Mr. McWebbing is the company President. He has just received the financial statements from his accountant for the fourth fiscal year ending October 31, 2005. He would really like to compare it with the budget he prepared at the beginning of the fiscal year in order to understand why there are some variances. You obtain the following information so that you can respond to Mr. McWebbings questions:
1) The following budget was adopted at the start of the fourth year:
Ace of Spades Inc.
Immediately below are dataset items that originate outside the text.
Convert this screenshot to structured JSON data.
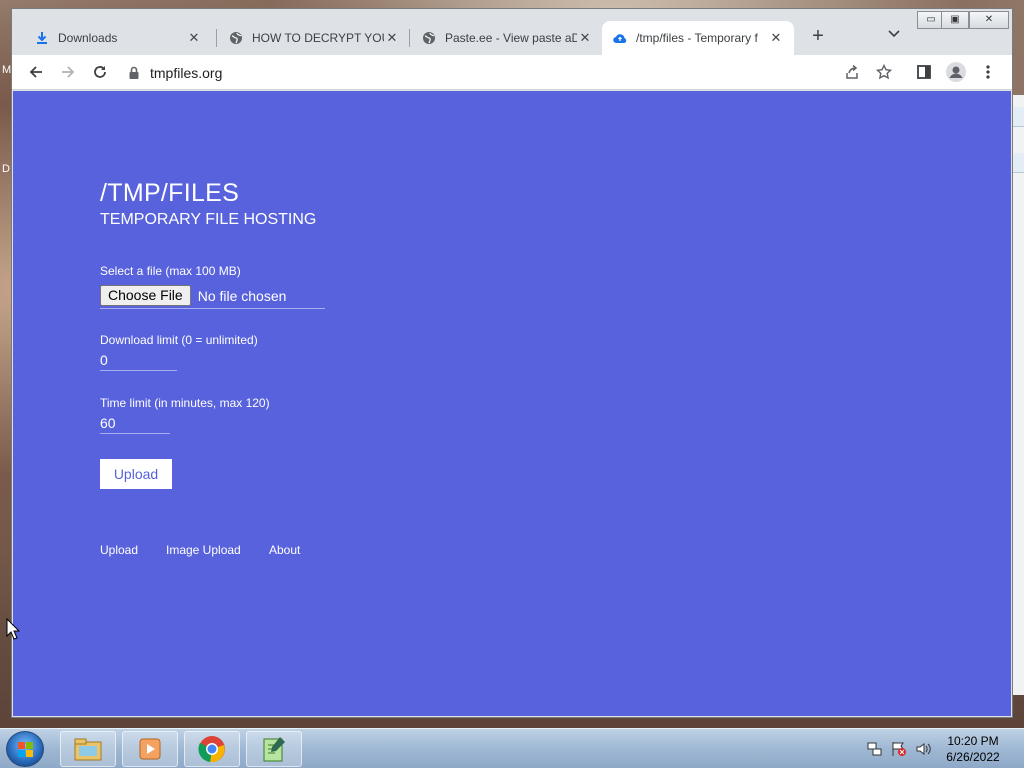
{
  "desktop": {
    "left_labels": [
      "M",
      "D"
    ]
  },
  "browser": {
    "tabs": [
      {
        "title": "Downloads",
        "icon": "download-icon",
        "active": false
      },
      {
        "title": "HOW TO DECRYPT YOUR",
        "icon": "globe-icon",
        "active": false
      },
      {
        "title": "Paste.ee - View paste aD",
        "icon": "globe-icon",
        "active": false
      },
      {
        "title": "/tmp/files - Temporary f",
        "icon": "cloud-upload-icon",
        "active": true
      }
    ],
    "new_tab_symbol": "+",
    "tab_search_symbol": "⌄",
    "window_controls": {
      "minimize": "▭",
      "maximize": "▣",
      "close": "✕"
    },
    "url": "tmpfiles.org"
  },
  "page": {
    "title": "/TMP/FILES",
    "subtitle": "TEMPORARY FILE HOSTING",
    "file_label": "Select a file (max 100 MB)",
    "choose_file_label": "Choose File",
    "no_file_text": "No file chosen",
    "download_limit_label": "Download limit (0 = unlimited)",
    "download_limit_value": "0",
    "time_limit_label": "Time limit (in minutes, max 120)",
    "time_limit_value": "60",
    "upload_button": "Upload",
    "nav": [
      "Upload",
      "Image Upload",
      "About"
    ],
    "background_color": "#5762dc"
  },
  "taskbar": {
    "apps": [
      "explorer-icon",
      "media-player-icon",
      "chrome-icon",
      "notepad-plus-icon"
    ],
    "time": "10:20 PM",
    "date": "6/26/2022"
  }
}
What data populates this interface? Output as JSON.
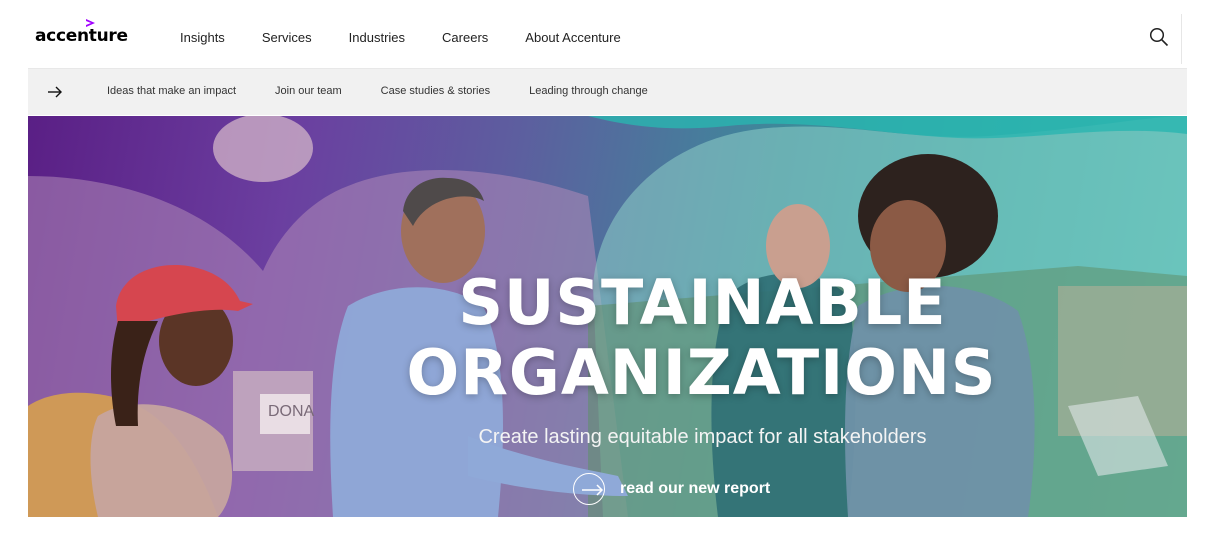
{
  "brand": {
    "logo_text": "accenture",
    "accent_color": "#a100ff"
  },
  "topnav": {
    "items": [
      "Insights",
      "Services",
      "Industries",
      "Careers",
      "About Accenture"
    ],
    "search_icon": "search-icon"
  },
  "subnav": {
    "arrow_icon": "arrow-right-icon",
    "items": [
      "Ideas that make an impact",
      "Join our team",
      "Case studies & stories",
      "Leading through change"
    ]
  },
  "hero": {
    "headline_line1": "SUSTAINABLE",
    "headline_line2": "ORGANIZATIONS",
    "subheadline": "Create lasting equitable impact for all stakeholders",
    "cta_label": "read our new report",
    "cta_icon": "arrow-circle-icon",
    "sign_text": "DONA",
    "colors": {
      "purple": "#5a1f85",
      "teal": "#3fb9b0"
    }
  }
}
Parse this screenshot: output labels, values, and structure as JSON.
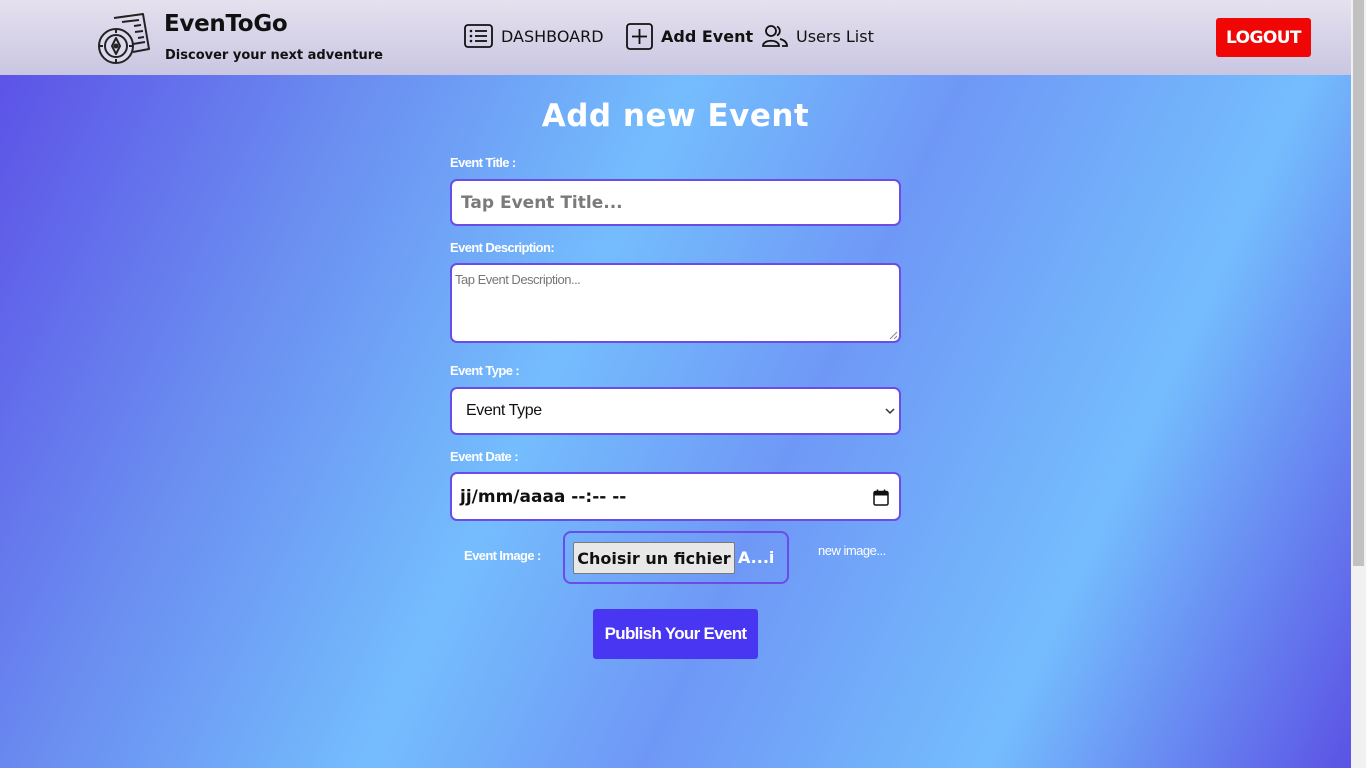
{
  "header": {
    "brand_name": "EvenToGo",
    "tagline": "Discover your next adventure",
    "nav": [
      {
        "label": "DASHBOARD",
        "icon": "list-icon"
      },
      {
        "label": "Add Event",
        "icon": "plus-square-icon"
      },
      {
        "label": "Users List",
        "icon": "users-icon"
      }
    ],
    "logout_label": "LOGOUT"
  },
  "form": {
    "title": "Add new Event",
    "event_title_label": "Event Title :",
    "event_title_placeholder": "Tap Event Title...",
    "event_description_label": "Event Description:",
    "event_description_placeholder": "Tap Event Description...",
    "event_type_label": "Event Type :",
    "event_type_selected": "Event Type",
    "event_date_label": "Event Date :",
    "event_date_value": "jj/mm/aaaa --:-- --",
    "event_image_label": "Event Image :",
    "file_button_label": "Choisir un fichier",
    "file_name": "A...i",
    "new_image_text": "new image...",
    "publish_label": "Publish Your Event"
  },
  "colors": {
    "logout_bg": "#f10606",
    "publish_bg": "#4836f2",
    "input_border": "#6a4de6"
  }
}
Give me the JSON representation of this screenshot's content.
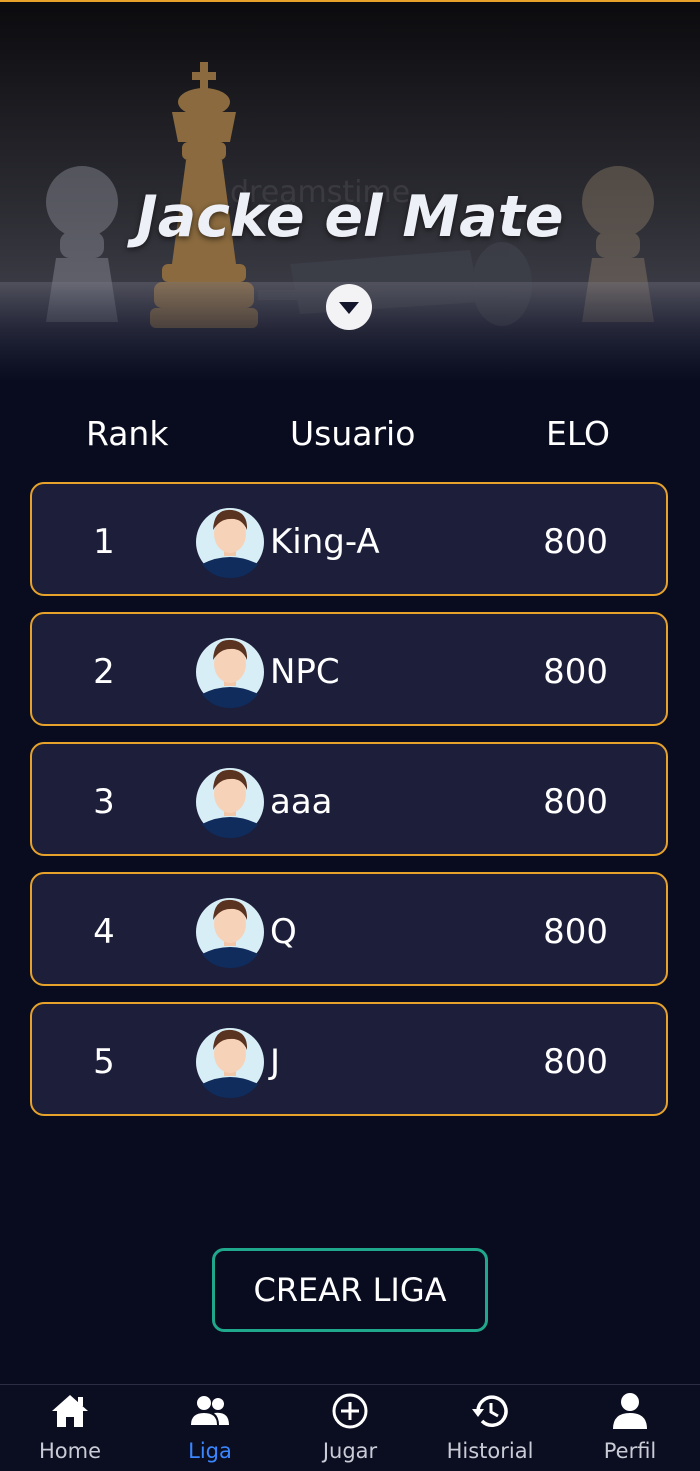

Budgeted Income Statement (initial budget) For the fiscal year ending October 31, 2005
Sales (2,300 units x $400) $920,000
Costs of sold goods
Direct materials
Gut string (1 metre per unit x $5) $11,500
Graphite (500g per unit x $40 per kg) 46,000
Miscellaneous($21 per unit) 48,300 105,800
Direct labour (5 hours per unit x $20 per hour) 230,000
Manufacturing overhead
Variable
Plant supplies ($6 per metre of gut string) 13,800
Fixed Indirect labour 95,000
Other fixed overhead 60,000 168,800
Gross margin 415,400
Marketing and administrative costs
Salaries (fixed cost) 155,000
Commissions (10% of sales) 92,000
Advertising (mixed cost) 21,200
Other administrative costs
(fixed cost) 60,000 328,200
Operating income $87,200
2) After examining and discussing the actual results from the financial statements that Mr. McWebbing has just received, the following points become apparent:
a) Actual sales amounted to 2,500 units at $410 each; 5 of 10
b) Direct labour was paid at an average rate of $19 an hour;
c) Each racquet required 5.5 hours of direct labour to produce;
d) Indirect labour costs were $105,000, and other fixed manufacturing overhead costs were $55,000;
e) 1,200 kilograms of graphite and 2,275 metres of gut string were used;
f) A kilo of graphite cost an average of $44, and a metre of gut string cost $5. The other direct materials cost $50,000;
g) Plant supplies cost $15,015, and were the only variable manufacturing overhead cost;
h) Administrative salaries amounted to $165,000, and other administrative costs were $55,000;
i) The advertising contract required a monthly payment of $1,000 plus a royalty of $0.01 per dollar of sales.
Required:
1) Prepare a flexible budget income statement for the fiscal year ended March 31, 2005.